I counted. I have seven Old Fashioned recipes, four of which I drink several times a month. Swap out the liquor, use a different syrup and take your pick of bitters and you have a new Old Fashioned.

This treat, a Chinese 5 Spice Old Fashioned, is the newest to my list. While not exact, my take is close to what I first tasted at a Bellagio restaurant.

The most-involved part of the drink is making the Chinese 5 Spice Syrup. Some recipes call for the spices already mixed in a powder. While convenient, I’ve found powdered spices don’t blend well with liquor. You will get a better taste by making your own syrup from scratch.

The five spices? Szechuan peppercorns, star anise, cinnamon, fennel seeds and whole cloves. See recipe below.

As for the drink:

  • 2 oz of scotch (I use Glenlivet 12-year-old scotch but use the scotch you like and can afford; or try it with rye whiskey or bourbon. Satisfy your taste buds.)
  • ½ oz of Chinese Five Spice Syrup (recipe below)
  • 2 to 3 dashes of orange bitters

Directions: In a mixing glass with ice, stir the scotch, syrup, and bitters for about 20 seconds. Then strain it into a rocks glass with a large ice cube and garnish with a freshly peeled orange twist.

Chinese 5 Spice Syrup


  • ½ cup sugar
  • 1 cup water
  • 1 TB honey
  • 2 TB star anise
  • 1 TB fennel seed
  • 1 TB Szechuan peppercorn (regular peppercorn if you can’t get Szechuan)
  • ½ TB whole cloves
  • 1 cinnamon stick (broken into small pieces)

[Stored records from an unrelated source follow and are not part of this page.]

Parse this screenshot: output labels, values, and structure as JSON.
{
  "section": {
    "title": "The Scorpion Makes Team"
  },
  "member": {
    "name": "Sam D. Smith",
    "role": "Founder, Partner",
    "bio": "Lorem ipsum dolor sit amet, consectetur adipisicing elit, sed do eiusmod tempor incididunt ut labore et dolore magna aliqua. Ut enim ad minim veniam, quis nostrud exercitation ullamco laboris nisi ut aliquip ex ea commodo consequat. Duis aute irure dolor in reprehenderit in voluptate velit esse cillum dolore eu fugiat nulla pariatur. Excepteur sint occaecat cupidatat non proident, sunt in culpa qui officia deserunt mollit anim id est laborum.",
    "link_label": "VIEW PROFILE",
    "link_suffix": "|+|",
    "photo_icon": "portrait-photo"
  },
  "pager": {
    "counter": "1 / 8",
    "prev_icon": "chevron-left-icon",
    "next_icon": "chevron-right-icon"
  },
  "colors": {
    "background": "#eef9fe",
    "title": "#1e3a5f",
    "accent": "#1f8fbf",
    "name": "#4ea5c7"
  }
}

Directions: Heat spices in a pan for 3 to 4 minutes over medium-high heat. Add the remaining ingredients and simmer for 5 minutes. Take it off the burn and let it steep for an hour. Strain into a bottle and refrigerate. It can last up to two weeks, maybe a little longer.

By the way, you can try this syrup as a marinade on pork, duck, or goose. I’m not so sure about beef or lamb.